MicroViews is also being pushed through the ECS internal news system in order to encourage adoption of the library on personal user pages. It is hoped that I can use the initial interest generated by doing this to get MicroViews onto the lecture notes pages for ECS. One problem that I will potentially have with getting MicroViews onto the notes pages is that they are within the SSL protocol. Since MicroViews is currently only running over the http protocol and it is only proven to handle requests to http addresses more testing will be required when hosting MicroViews from an http address and making requests to http servers from an https page. If the repository is also an https address then I can’t see that there would be a problem.

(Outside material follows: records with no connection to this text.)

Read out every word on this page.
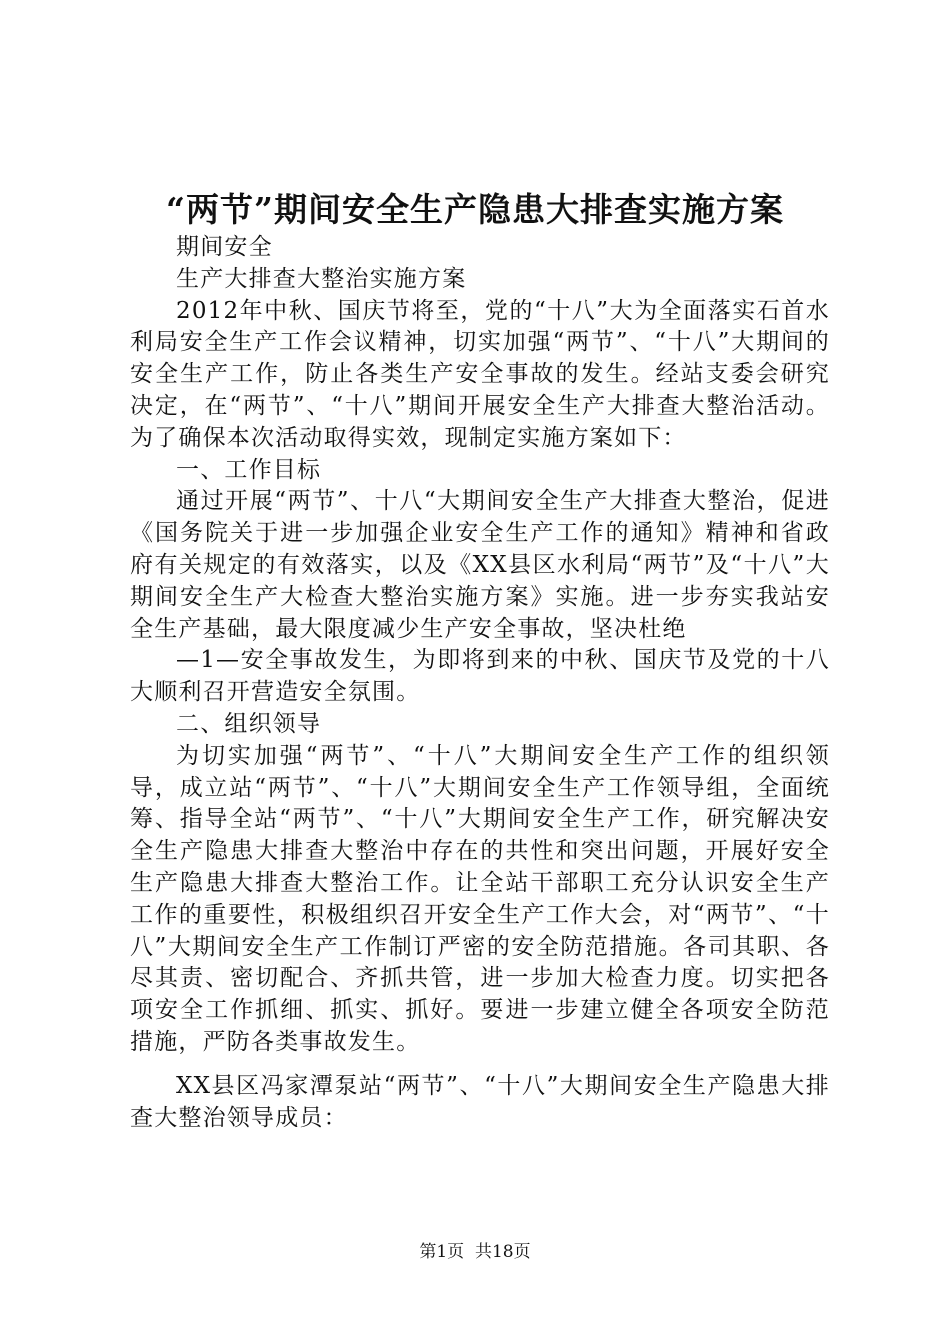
“两节”期间安全生产隐患大排查实施方案

期间安全

生产大排查大整治实施方案

2012年中秋、国庆节将至，党的“十八”大为全面落实石首水利局安全生产工作会议精神，切实加强“两节”、“十八”大期间的安全生产工作，防止各类生产安全事故的发生。经站支委会研究决定，在“两节”、“十八”期间开展安全生产大排查大整治活动。为了确保本次活动取得实效，现制定实施方案如下：

一、工作目标

通过开展“两节”、十八“大期间安全生产大排查大整治，促进《国务院关于进一步加强企业安全生产工作的通知》精神和省政府有关规定的有效落实，以及《XX县区水利局“两节”及“十八”大期间安全生产大检查大整治实施方案》实施。进一步夯实我站安全生产基础，最大限度减少生产安全事故，坚决杜绝

—1—安全事故发生，为即将到来的中秋、国庆节及党的十八大顺利召开营造安全氛围。

二、组织领导

为切实加强“两节”、“十八”大期间安全生产工作的组织领导，成立站“两节”、“十八”大期间安全生产工作领导组，全面统筹、指导全站“两节”、“十八”大期间安全生产工作，研究解决安全生产隐患大排查大整治中存在的共性和突出问题，开展好安全生产隐患大排查大整治工作。让全站干部职工充分认识安全生产工作的重要性，积极组织召开安全生产工作大会，对“两节”、“十八”大期间安全生产工作制订严密的安全防范措施。各司其职、各尽其责、密切配合、齐抓共管，进一步加大检查力度。切实把各项安全工作抓细、抓实、抓好。要进一步建立健全各项安全防范措施，严防各类事故发生。

XX县区冯家潭泵站“两节”、“十八”大期间安全生产隐患大排查大整治领导成员：

第1页  共18页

A potential solution to this problem would be to create a bridge script. This unfortunately would complicate the installation of MicroViews somewhat but it may end up being a necessary evil. The bridge script would be hosted on the same domain that is including the MicroViews library. So if I were running a server at https://example.com I would install the bridge there. An additional option would then be added to MicroViews that instructs it to append the bridge callback to any requested URL. The bridge would then be a transparent passthrough that crosses the http/https divide. In effect the script would take the EPrints URL, make the request and then just echo the output back to the script. The problem of crossing between http and https then would no longer be a problem as this is a browser enforced security restriction.